Dagster _serverless_ vs _hybrid for privacy_ Ponde...
# dagster-plus
j
Dagster serverless vs hybrid for privacy Pondering a potentially silly idea here as a followup from this post: if confidentiality is my main concern, instead of using dagster hybrid, could I instead use dagster serverless but make external API calls within my assets into my sensitive code which populates assets in my AWS account? that would also allow me to implement my short lived tasks as AWS lambdas which there is currently no agent for, instead of needing to maintain a ECS cluster. apart from IOManagers, what would be the disadvantages of doing the above vs dagster hybrid approach?
j
https://docs.dagster.io/dagster-cloud/deployment/serverless#when-to-choose-serverless
Serverless works best with workloads that primarily orchestrate other services or perform light computation. Most workloads fit into this category, especially those that orchestrate third-party SaaS products like cloud data warehouses and ETL tools.

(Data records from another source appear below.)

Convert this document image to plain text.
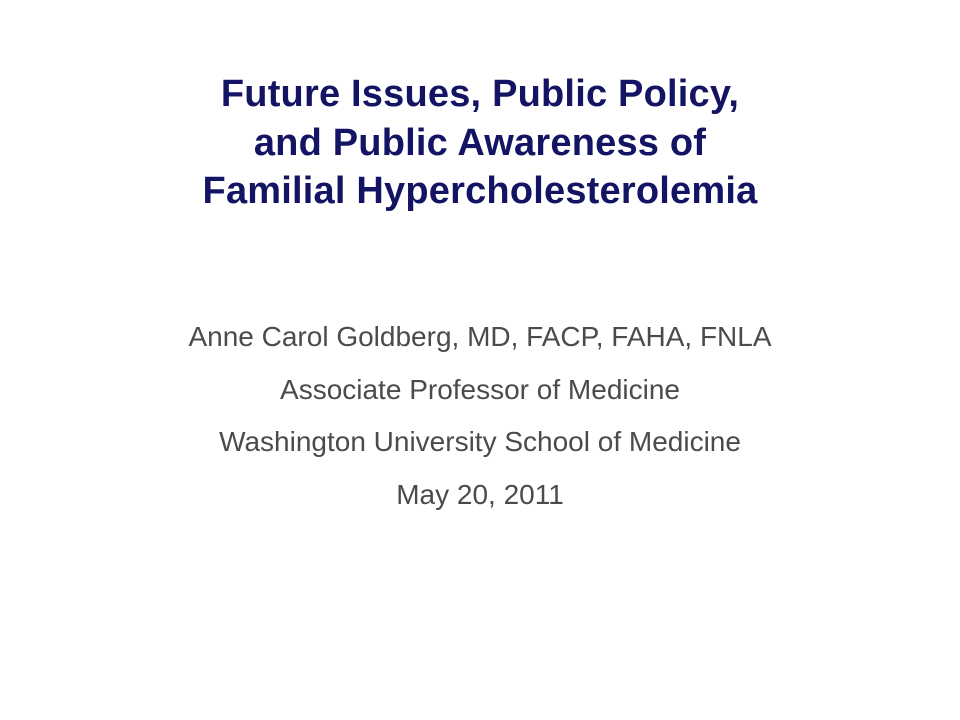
Future Issues, Public Policy,
and Public Awareness of
Familial Hypercholesterolemia

Anne Carol Goldberg, MD, FACP, FAHA, FNLA

Associate Professor of Medicine

Washington University School of Medicine

May 20, 2011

In this case, if you squint a little, the lambdas where your compute is happening is just a third party tool that’s being orchestrated. A few caveats: • There’s still built in ECS latency for run startup. Not sure if that matters to you. • You lose the benefits of having your compute tightly integrated with the Dagster ecosystem (emitting events, IO Managers, resources, running locally via dagster dev, etc.)
j
My eyes are already very tiny, if I squint I might not see anything 🤣. Sounds like my suggested approach is a viable pattern, I just need bear the loss or "tight integration" in mind. Can you elaborate a little on emitting events with an example?
j
you can emit events directly to dagster’s event log (instead of just relying on stderr/stdout) • https://docs.dagster.io/concepts/logging/loggershttps://docs.dagster.io/concepts/ops-jobs-graphs/op-events
🌈 1